The parameter auth_ind has been updated in FreeIPA. The choice
idp have been missing and is now added.

An additional check was added to verify that the values of the
auth_ind list are valid for the used IPA version.
---
 plugins/modules/ipaservice.py | 18 +++++++++++++++---
 1 file changed, 15 insertions(+), 3 deletions(-)
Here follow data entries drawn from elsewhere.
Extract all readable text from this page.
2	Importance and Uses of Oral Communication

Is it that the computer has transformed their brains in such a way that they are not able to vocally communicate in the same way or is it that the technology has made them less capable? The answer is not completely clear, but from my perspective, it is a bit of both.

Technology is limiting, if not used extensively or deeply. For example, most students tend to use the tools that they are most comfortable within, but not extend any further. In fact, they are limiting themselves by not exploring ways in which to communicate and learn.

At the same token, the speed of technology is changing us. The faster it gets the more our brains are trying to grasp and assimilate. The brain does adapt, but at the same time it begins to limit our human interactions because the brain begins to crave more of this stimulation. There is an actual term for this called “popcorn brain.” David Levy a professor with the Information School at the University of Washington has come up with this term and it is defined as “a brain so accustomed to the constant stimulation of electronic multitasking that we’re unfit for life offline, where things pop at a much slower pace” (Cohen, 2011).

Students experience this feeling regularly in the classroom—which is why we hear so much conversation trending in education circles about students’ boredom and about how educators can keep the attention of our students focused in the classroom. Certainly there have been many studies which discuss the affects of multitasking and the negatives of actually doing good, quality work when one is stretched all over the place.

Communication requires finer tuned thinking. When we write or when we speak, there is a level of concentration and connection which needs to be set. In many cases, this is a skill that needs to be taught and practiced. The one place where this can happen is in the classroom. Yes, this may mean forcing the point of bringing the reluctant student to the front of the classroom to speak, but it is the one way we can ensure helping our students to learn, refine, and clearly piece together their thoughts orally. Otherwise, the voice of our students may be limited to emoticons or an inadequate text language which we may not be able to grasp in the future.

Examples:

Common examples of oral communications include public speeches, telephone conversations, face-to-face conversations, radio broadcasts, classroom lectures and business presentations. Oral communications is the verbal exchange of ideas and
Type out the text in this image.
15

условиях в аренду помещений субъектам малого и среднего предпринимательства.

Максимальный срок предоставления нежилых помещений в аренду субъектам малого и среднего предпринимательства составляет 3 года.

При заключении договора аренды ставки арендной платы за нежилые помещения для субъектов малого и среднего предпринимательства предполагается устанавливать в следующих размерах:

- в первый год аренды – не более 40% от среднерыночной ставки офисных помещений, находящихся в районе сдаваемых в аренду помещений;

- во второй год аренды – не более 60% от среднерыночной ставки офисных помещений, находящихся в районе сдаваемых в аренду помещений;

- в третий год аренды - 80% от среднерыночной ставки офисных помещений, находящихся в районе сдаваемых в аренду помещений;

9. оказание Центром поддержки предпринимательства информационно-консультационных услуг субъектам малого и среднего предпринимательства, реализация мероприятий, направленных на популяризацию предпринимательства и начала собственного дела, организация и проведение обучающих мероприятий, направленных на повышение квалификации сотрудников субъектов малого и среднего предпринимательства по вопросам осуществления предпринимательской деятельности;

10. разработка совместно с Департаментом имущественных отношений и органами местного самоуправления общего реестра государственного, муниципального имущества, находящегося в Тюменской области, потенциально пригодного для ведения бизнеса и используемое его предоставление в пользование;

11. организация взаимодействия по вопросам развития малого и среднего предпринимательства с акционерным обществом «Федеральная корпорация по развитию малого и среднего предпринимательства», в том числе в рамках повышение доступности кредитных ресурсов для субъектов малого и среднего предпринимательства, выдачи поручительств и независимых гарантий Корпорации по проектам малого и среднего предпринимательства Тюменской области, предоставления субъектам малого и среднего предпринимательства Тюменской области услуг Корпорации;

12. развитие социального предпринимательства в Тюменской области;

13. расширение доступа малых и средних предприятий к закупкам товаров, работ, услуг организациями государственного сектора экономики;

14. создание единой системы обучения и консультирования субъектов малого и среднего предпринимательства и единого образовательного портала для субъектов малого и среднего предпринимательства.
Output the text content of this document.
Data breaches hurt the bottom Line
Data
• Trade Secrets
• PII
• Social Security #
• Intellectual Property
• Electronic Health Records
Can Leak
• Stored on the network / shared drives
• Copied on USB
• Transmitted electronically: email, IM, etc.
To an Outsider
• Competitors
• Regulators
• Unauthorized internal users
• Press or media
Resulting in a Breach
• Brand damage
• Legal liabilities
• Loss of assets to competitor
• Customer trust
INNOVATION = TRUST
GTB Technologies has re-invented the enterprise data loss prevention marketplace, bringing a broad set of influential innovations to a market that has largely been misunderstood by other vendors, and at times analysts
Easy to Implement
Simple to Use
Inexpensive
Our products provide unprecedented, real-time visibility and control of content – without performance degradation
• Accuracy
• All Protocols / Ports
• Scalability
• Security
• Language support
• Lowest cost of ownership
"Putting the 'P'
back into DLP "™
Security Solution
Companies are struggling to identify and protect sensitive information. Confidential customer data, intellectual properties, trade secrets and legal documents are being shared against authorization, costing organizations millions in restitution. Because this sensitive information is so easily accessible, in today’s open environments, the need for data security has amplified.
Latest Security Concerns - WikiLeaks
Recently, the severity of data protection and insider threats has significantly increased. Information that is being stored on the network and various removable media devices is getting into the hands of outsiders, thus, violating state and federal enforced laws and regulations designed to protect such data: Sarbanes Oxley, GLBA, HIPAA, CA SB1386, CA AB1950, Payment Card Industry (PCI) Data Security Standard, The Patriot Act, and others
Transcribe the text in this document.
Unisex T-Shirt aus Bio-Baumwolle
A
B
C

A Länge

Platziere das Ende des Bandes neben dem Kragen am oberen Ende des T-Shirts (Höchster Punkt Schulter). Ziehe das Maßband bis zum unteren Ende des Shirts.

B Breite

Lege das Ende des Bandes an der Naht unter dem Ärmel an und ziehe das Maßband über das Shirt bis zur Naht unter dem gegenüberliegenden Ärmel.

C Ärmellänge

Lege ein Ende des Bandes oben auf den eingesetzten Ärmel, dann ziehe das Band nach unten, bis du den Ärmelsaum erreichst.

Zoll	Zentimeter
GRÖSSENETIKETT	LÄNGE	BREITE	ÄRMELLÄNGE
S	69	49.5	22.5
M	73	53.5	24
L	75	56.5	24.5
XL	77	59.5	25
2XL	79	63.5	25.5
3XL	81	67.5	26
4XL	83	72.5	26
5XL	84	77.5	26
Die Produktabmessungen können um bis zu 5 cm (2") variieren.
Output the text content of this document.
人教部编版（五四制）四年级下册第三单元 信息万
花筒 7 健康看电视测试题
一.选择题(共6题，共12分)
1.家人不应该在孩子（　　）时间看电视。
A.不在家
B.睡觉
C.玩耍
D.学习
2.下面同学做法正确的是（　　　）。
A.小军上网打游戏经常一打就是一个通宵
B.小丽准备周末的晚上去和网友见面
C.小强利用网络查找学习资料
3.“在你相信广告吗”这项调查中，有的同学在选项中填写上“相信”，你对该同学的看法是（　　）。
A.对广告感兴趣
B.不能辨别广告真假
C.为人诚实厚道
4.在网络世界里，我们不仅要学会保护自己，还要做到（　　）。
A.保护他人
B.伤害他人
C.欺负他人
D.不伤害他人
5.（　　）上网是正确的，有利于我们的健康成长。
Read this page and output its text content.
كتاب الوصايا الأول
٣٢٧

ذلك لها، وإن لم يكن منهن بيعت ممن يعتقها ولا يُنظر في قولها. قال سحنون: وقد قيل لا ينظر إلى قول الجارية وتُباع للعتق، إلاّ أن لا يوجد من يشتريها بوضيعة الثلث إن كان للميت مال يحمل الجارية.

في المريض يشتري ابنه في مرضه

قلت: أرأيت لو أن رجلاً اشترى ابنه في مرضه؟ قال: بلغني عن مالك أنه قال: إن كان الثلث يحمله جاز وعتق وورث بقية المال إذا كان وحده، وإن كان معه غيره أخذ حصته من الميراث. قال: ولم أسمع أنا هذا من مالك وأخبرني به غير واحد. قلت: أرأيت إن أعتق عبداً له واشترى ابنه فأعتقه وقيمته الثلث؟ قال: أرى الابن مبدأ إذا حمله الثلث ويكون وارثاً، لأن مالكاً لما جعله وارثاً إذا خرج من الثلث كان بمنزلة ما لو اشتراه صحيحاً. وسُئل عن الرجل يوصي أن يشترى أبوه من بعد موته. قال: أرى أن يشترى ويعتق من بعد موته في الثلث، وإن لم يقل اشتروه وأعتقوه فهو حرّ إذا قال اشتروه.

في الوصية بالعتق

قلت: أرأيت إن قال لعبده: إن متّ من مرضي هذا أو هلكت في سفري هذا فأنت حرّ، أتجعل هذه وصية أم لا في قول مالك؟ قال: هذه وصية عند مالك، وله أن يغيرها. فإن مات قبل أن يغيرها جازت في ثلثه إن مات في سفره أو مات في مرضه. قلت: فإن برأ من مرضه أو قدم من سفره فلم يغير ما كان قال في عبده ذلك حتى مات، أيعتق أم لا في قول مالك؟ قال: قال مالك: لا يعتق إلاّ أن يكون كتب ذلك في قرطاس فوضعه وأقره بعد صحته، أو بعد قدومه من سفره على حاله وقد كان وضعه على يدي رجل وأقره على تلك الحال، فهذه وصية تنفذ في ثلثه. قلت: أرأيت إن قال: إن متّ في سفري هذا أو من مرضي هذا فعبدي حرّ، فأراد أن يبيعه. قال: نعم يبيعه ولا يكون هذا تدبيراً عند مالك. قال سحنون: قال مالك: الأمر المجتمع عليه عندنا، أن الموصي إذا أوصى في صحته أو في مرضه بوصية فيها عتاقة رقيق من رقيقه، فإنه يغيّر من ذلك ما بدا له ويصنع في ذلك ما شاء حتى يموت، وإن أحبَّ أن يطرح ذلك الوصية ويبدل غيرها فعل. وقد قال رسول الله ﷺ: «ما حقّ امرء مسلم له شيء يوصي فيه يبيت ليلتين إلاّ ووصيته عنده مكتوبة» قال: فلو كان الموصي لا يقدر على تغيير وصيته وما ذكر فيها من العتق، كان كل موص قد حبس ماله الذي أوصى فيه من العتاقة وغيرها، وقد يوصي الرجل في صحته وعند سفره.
diff --git a/plugins/modules/ipaservice.py b/plugins/modules/ipaservice.py
index 209a0311..0409b0b7 100644
--- a/plugins/modules/ipaservice.py
+++ b/plugins/modules/ipaservice.py
@@ -74,7 +74,7 @@ options:
         type: list
         elements: str
         required: false
-        choices: ["otp", "radius", "pkinit", "hardened", ""]
+        choices: ["otp", "radius", "pkinit", "hardened", "idp", ""]
         aliases: ["krbprincipalauthind"]
       skip_host_check:
         description: Skip checking if host object exists.
@@ -185,7 +185,7 @@ options:
     type: list
     elements: str
     required: false
-    choices: ["otp", "radius", "pkinit", "hardened", ""]
+    choices: ["otp", "radius", "pkinit", "hardened", "idp", ""]
     aliases: ["krbprincipalauthind"]
   skip_host_check:
     description: Skip checking if host object exists.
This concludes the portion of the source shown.